Passons sur le sexe et les pulsions provoquées par des lolitas (souvent asiatiques)… Avec les doses de médocs qu’il s’envoie, son appendice reste désespérément mou. Passons sur son empathie, elle semble être totalement absente de son registre de vocabulaire comme d’esprit… Passons sur sa propension à la sociabilité, il en est sauvagement dépourvu, seulement ou presque enclin à avancer seul face à lui-même. D’hôtels de deuxième zone, de chaînes de restaurant en zones commerciales, ce cadre agronome aisé s’emmerde sans emmerder les autres. Il attend quoi au juste pour se jeter un coup de pied au cul pour rebondir ? On ne sait pas ; on ne saura pas… Crever, peut-être… Se foutre en l’air ? Pas même. Il n’a pas ce courage, car il faut du courage pour s’ôter la vie ou même parfois celle des autres, celle de celles et ceux qui vous auraient offensé.

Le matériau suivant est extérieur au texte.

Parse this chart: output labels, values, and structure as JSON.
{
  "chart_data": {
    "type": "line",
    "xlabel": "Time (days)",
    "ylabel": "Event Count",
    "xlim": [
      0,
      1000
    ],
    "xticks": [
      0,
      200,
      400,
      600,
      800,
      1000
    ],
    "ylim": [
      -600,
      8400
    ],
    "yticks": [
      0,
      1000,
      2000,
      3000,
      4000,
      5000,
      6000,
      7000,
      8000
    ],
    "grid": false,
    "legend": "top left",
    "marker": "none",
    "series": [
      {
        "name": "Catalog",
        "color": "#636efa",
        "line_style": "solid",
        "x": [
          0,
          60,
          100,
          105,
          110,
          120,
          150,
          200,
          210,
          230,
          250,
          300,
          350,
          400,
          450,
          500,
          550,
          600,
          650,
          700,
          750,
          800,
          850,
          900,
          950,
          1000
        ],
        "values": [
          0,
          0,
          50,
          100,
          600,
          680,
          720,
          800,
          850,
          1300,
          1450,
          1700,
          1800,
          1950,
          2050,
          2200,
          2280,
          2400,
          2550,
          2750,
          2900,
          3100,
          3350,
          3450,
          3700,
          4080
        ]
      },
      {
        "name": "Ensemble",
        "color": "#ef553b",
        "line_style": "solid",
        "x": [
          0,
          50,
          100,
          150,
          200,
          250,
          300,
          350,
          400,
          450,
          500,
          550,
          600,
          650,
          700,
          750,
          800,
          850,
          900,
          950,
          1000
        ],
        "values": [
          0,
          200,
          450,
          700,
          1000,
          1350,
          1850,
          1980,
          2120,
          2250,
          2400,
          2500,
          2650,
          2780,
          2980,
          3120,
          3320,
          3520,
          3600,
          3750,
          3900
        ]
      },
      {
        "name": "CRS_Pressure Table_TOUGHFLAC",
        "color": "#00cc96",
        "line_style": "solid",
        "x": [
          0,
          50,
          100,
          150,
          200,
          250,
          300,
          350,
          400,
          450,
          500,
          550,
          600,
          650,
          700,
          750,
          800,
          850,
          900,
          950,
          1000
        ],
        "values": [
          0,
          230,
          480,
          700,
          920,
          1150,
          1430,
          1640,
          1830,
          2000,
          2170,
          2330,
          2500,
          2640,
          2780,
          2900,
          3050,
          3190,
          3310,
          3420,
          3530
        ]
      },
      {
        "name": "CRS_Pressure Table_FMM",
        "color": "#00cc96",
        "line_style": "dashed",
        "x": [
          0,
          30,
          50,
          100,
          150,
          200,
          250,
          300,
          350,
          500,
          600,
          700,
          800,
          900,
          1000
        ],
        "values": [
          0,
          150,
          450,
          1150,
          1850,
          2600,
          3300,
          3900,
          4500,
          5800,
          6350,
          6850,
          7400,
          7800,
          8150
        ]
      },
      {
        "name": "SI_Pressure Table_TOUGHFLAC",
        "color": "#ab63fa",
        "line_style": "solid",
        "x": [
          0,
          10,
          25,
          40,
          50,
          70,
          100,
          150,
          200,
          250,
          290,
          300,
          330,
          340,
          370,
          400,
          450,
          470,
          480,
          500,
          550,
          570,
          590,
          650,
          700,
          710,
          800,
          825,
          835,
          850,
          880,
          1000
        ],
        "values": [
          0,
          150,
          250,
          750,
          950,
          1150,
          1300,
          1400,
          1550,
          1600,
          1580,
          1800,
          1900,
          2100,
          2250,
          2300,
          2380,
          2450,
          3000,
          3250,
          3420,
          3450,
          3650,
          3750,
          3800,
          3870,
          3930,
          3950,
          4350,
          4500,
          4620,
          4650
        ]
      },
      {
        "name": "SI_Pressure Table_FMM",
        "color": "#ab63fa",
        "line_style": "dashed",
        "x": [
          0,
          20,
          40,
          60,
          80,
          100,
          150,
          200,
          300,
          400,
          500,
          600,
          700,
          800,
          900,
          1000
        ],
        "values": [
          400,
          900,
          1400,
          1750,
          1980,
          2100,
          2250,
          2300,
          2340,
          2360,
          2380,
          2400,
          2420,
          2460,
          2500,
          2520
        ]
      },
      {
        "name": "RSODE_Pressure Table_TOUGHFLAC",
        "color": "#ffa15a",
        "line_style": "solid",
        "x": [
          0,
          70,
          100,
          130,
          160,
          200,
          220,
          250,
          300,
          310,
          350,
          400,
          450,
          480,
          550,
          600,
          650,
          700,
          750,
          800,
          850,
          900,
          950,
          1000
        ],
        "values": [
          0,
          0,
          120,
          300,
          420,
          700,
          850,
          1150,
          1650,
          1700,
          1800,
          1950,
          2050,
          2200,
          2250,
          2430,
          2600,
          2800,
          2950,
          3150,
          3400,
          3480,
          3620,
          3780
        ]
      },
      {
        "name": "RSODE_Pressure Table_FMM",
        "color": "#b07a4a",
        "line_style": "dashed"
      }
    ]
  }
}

Ce roman est une photo longue à dérouler (le rythme est volontairement lent)… Un travelling de 350 pages sur l’état d’esprit d’un type d’aujourd’hui qui aurait réellement pris conscience du monde dans lequel il vit. Un désenchantement permanent dans une société qui meurt à petit feu. C’est cynique ? C’est tragi-comique ? C’est souvent cynique avec Houellebecq parce que nos vies actuelles sont cyniques. Et nous sommes si pathétiques que cela pourrait presque en devenir comique si nous avions réellement conscience de notre décadence, de notre pathos, de notre vulgarité…
Tout y passe ou presque : les familles décomposées jamais recomposées, les campagnes abandonnées, l’ultralibéralisme qui conduit à toutes les folies, l’abandon de l’agriculture, la malbouffe, la pornographie, la mort du romantisme (car oui oui, Houellebecq est un romantique), la puissance de l’argent qui nous ronge, la course au pouvoir, le désespoir intergénérationnel et transgénérationnel, la religion qui ne tient plus les peuples, la politique qui a disparu ou encore la nécessité de ne plus se reproduire parce que tout est foutu, parce que plus rien ne vaut le coup… à part peut-être quelques cachetons de Captorix (nom fictif de l’antidépresseur que prend le narrateur comme on boufferait des Smarties) pour contempler un pays décrit comme étant au bout du rouleau. Le tout arrosé de quelques verres d’alcool, de centaines de clopes, tant qu’à faire…
Et si Houellebecq était plus visionnaire qu’il ne s’en défend ? Et si Houellebecq était un fin observateur de notre époque ? Et si Houellebecq racontait mieux que personne en sociologue aiguisé, avisé et déguisé en écrivain l’état dans lequel est la France du moment ? Et si c’était vrai ?
Sérotonine – Michel Houellebecq – Éditions Flammarion – 350 pages. Parution : janvier 2019. Prix : 22,00 €.
Michel Houellebecq est romancier, essayiste, poète, considéré par de nombreux critiques comme l’écrivain français le plus marquant de notre époque, il est lu dans le monde entier depuis Extension du domaine de la lutte (1994). Il a reçu le prix Goncourt pour son roman La Carte et le territoire, en 2010. Soumission, paru en 2015, a suscité admiration et polémique ; il a été un best-seller dans la plupart des pays européens.